“This is a reproduction of a man published before 1923”. Non rimanda al romanzo di Virginia Woolf l’opera Orlando (2015-2020) che riceve il pubblico all’entrata e lo “saluta” nel finale della mostra di Trisha Baga all’Hangar Bicocca. Si tratta di una parte della prefazione del libro Half Mile Down (1926) del naturalista e scienziato William Beebe. Ma non è stato un “uomo” a essere pubblicato, ma un “libro” naturalmente. Baga ha infatti sostituito le due parole. In questo incipit di benvenuto alla grande e prima mostra in un luogo museale istituzionale italiano, l’artista americana (Venice, Florida, 1985), mette già in chiaro alcune regole – o non regole – per fruire il percorso della mostra che è denso, complesso e strutturato in base a stratificazioni di pensieri e azioni del suo lavoro artistico.

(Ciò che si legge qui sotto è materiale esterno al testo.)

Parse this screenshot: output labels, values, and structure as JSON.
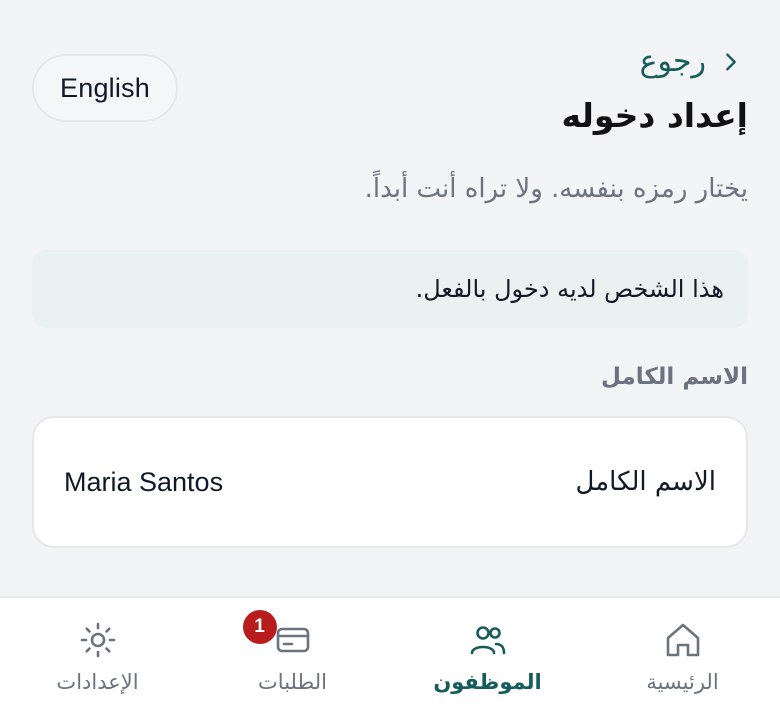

Se l’immaginario è inteso come “la sfera dell’immaginazione” secondo l’enciclopedia Treccani, allora questo termine si ricollega a una concezione di immaginario collettivo che si riconosce in valori tradizionali o culturali comuni. L’immaginario è, dunque, lo specchio della collettività, che riceve questa eredità di immagini senza produrne di nuove. “L’immaginifico, al contrario, viene creato: porta con sé il significato di «creatore d’immagini». L’immaginifico scaturisce dunque dal singolo, dalla sua forza creativa che lo porta, a volte, a superare il confine del “possibile” e a spingersi oltre”; (conversazione con Ettore Favini al Museo del ‘900, dicembre 2019). Il lavoro di Trisha Baga è basato sul valore immaginifico dell’artista, caoticamente sviscerato attraverso i più diversi mezzi – ironiche narrazioni cinematografiche o televisive, pittura, scultura, fotografia, suono, materiali d’archivio, oggetti recuperati, performance, proiezioni 3D (le prime nate in maniera affascinante e artigianale) – a creare un ambiente multisensoriale per il fruitore che deve unire visivamente pezzo per pezzo, per poi uscirne cogliendone il senso ludico, sociale e spesso cinicamente politico.
Se l’opera Orlando – messa in mostra per la prima volta presso la galleria newyorchese Greene Naftali nel 2015 – da’ il benvenuto alla mostra, mettendo subito in chiaro quello spiazzamento dovuto al cambiamento di senso in base a una semplice sostituzione di parole, il resto del percorso non è che a salire. Si passa così “al “corridoio geologico dell’evoluzione” dei manufatti della civiltà, come viene definito da Trisha Baga” dove sono raccolte più di 30 sculture in ceramica realizzata dall’artista dal 2015, raffiguranti personaggi e soggetti tra i più disparati: da Ru Paul, ai cagnetti-sfinge. Già dal display dell’allestimento è chiara l’intenzione della Baga di focalizzarsi su un percorso museale, non randomico e impazzito come nei suoi micro-mondi da studio, ma versatile e fruibile, poiché non è semplice entrare in queste creazioni in cui realtà e sogno hanno davvero dei confini sottili, quasi impercettibili. L’artista ha sempre attuato una totale libertà di espressione. A Milano si era già visto nella mostra “Gravity” da Peep-Hole nel 2013: la prima personale non in galleria dell’artista americana in Italia. Qui il tema era sintetico, focalizzato attorno alla tematica fantascientifica di rimando al film di Cuaron, ma mettendo in scena narrazioni fluide dove il collante era il video 3D, a tratti apparentemente non-sense. Trisha Baga ha messo in relazione Picasso con i giorni nostri, facendolo guardare Sex & the City per poi passare, con nonchalance, ad altri temi. Perché la Baga non seleziona un tema con occhio critico, ma semplicemente lo riporta senza giudizio, come un pezzo di qualcos’altro. Volti, amici, racconti, suoni, performance, episodi della sua vita, oggetti recuperati, un cartoncino di McDonald … sono tutti materiali che creano un sistema, un codice, un linguaggio.
Sembra davvero che Trisha Baga se ne freghi, predisponendo in maniera stratificata e arzigogolata, quasi pasticciona, delle realtà “pop” con quelle immaginate (o immaginarie). Caso e intenzionalità sono interconnessi, necessari e junghianamente concatenati l’uno all’altra. Le narrazioni e i soggetti delle opere più note selezionate dalle curatrici Aspesi e Griccioli e messe in mostra in Hangar – There is no “I” in Trisha (2005-2007/2020), 1620 (2020), realizzata ad hoc per la mostra, o la serie Seed Paintings (2017), ad esempio – non sono referenziali, ma, appunto, frammenti che creano un unicuum per fare svegliare quell’occhio e quell’orecchio. Anzi, due occhi e un orecchio.